Faced with this keenness and under the pressures exerted by the street, the politicians didn’t have many choices other than to work within the framework of political consensuses.  This is because the country, during the election phase and the phases that followed it, such as the formation of the constituent assembly, has been witnessing events that express the emergence of a newly born democratic phase. 

The post-Bouazizi phase has carried with it significant challenges in the political arena.  After the assassination of martyr Chokri Belaid on February 6, 2013, and the assassination of MP Mohamed Brahmi on July 25, 2013, which took place on Republic Day, new challenges and demands of better security situation and resistance of imported terrorism started to surface.

During this period of time, politicians were focusing on the political crisis storming the country.
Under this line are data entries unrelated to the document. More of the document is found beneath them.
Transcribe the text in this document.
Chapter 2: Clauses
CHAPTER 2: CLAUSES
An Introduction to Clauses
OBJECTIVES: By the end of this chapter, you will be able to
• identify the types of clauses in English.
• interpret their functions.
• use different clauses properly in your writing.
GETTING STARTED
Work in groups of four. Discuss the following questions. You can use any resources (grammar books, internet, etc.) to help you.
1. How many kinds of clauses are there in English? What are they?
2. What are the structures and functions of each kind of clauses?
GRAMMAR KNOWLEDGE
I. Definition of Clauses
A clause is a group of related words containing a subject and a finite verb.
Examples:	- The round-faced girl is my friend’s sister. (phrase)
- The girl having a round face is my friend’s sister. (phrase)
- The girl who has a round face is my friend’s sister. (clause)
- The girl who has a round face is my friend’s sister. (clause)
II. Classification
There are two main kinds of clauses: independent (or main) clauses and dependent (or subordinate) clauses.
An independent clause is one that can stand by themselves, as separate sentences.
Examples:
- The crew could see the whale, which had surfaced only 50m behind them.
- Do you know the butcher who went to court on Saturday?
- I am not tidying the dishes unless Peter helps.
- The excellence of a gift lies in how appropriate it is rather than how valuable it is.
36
They did not care about vendors’ carts, which grew empty as a result of the continuous increase in prices. They did not know or feel that many of the Tunisian people have become incapable of buying just one kilogram of pepper, so they passed the 2014 Finance Act, the drop that made the cup overflow.

The optimism of the Tunisians has soon turned into pessimism, confusion and inability to predict what will happen in the coming few hours. The chaos witnessed by most of the roads in Tunisian provinces’—reflected in the smashing and burning of public institutions— are clear indications that Tunisia today is on the brink of a second revolution.

It is a revolution against governmental taxes, which have burdened the people. Instead of decreasing these burdens, the government passed the 2014 finance law, which contains unjust tax increases in a number of its articles.

Three years since the outbreak of the revolution, the slogans of the January 14, 2011 revolution have not changed and people still have the same demands: “Freedom,” “Work,” and “Dignity”?

In the meantime, the cart of Mohammed Bouazizi continues to be the most prominent witness of the revolution while the vegetables he once sold are even less attainable by the same people who wanted a revolution to help them live a better life.